Es entspricht dem Wesen der Grunderwerbsteuer als Rechtsverkehrsteuer, an die tatsächlich gewählte bürgerlich-rechtliche Gestaltung anzuknüpfen. Dabei bildet jeder Erwerbsvorgang einen in sich abgeschlossenen Steuerfall, dessen gesetzliche Tatbestandsmerkmale (auch hinsichtlich eines Befreiungstatbestandes) je für sich gesondert zu würdigen sind (vgl. Senatsurteil vom 29. Oktober 1986 II R 59/85, BFHE 147, 540, 543, BStBl II 1987, 133, m. w. N.). Daraus folgt zugleich, daß es für die Frage, ob der Rechtsvorgang der Besteuerung unterliegt, ohne Bedeutung ist, ob diesem in bezug auf dasselbe Grundstück ein anderer Rechtsvorgang vorausgegangen ist, ob dieser der Grunderwerbsteuer unterlag und ob dieser mit grunderwerbsteuerrechtlicher Wirkung wirksam rückgängig gemacht wurde oder nicht.

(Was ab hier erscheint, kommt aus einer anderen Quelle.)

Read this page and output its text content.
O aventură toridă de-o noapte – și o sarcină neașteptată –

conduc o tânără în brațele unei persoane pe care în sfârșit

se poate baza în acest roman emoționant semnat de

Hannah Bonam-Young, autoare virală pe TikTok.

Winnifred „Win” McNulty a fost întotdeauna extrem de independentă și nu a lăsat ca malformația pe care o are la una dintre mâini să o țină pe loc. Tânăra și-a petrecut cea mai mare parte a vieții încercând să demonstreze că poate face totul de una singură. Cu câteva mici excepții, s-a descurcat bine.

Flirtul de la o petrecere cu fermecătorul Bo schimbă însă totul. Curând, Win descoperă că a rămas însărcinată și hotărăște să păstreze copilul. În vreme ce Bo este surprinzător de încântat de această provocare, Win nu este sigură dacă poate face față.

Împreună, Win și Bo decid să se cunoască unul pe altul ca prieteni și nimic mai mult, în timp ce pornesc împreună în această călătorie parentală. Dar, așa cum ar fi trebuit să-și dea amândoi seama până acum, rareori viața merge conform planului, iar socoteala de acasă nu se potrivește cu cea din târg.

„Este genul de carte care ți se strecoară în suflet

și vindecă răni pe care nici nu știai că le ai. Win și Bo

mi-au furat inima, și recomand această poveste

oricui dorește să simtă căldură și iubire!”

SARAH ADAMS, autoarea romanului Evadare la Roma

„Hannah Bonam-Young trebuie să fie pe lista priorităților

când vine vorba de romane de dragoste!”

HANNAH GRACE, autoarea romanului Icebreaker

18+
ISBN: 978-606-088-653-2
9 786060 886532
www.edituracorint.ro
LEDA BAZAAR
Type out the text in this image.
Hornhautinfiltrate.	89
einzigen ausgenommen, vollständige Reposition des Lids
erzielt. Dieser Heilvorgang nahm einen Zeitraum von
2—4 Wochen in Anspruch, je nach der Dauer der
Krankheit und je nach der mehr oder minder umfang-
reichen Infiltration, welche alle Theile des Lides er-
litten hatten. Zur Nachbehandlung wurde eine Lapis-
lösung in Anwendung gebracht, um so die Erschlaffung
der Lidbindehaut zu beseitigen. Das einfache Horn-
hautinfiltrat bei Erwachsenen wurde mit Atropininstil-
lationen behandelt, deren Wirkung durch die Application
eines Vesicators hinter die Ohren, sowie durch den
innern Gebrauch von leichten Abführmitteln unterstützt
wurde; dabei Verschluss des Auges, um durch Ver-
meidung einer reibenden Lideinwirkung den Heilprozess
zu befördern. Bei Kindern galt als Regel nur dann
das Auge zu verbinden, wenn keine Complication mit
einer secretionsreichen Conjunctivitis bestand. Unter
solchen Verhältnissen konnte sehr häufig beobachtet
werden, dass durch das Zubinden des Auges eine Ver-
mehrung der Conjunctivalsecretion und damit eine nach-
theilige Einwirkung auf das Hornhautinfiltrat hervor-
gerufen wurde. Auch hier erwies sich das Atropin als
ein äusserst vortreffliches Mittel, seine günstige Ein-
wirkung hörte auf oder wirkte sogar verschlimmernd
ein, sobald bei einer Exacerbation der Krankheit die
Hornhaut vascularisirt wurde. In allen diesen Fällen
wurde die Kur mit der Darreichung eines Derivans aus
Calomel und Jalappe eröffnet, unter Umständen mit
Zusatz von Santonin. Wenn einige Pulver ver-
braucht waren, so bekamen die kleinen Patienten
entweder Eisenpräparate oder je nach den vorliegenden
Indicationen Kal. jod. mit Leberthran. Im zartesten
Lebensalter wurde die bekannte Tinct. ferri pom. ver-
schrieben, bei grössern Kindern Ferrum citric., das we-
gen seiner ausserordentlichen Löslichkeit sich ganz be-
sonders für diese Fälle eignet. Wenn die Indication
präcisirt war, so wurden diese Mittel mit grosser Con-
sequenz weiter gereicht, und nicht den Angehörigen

Denn derartige Umstände berühren die zwischen der Klägerin und der Verkäuferin entstandenen Rechtsbeziehungen, die den Tatbestand des § 1 Abs. 1 Nr. 1 GrEStG erfüllten, nicht.

Derartige Rechtsbeziehungen in bezug auf das Grundstück sind zwischen der Klägerin und ihrem Ehemann nicht entstanden. Der Ehemann der Klägerin hat sich dieser gegenüber weder verpflichtet, ihr das Eigentum an dem hälftigen Grundbesitz zu verschaffen - dieser Möglichkeit aus eigenem Recht hat er sich vielmehr durch die Vertragsänderung begeben - noch einen ihm zustehenden Übereignungsanspruch an sie abgetreten. Soweit der Ehemann noch im Sinne des § 1 Abs. 2 GrEStG verwertungsbefugt blieb und von den ihm insoweit wirtschaftlich zustehenden Befugnissen durch Einflußnahme auf die Veräußerung an die Klägerin Gebrauch machte, hatte das lediglich zur Folge, daß wegen der insoweit bestehenbleibenden Beziehungen von grunderwerbsteuerrechtlicher Bedeutung zwischen ihm und der Verkäuferin nicht von einer Rückgängigmachung des Erwerbsvorganges auszugehen ist, nicht aber, daß zwischen ihm und der Klägerin ein grunderwerbsteuerrechtlich erheblicher Erwerbsvorgang vorliegt. Entgegen der Auffassung des FG ist in diesem Zusammenhang auch kein Raum für die Anwendung des § 42 der Abgabenordnung - AO 1977 - (vgl. hierzu Senatsurteil vom 10. Februar 1988 II R 145/85, BFHE 152, 550, BStBl II 1988, 547).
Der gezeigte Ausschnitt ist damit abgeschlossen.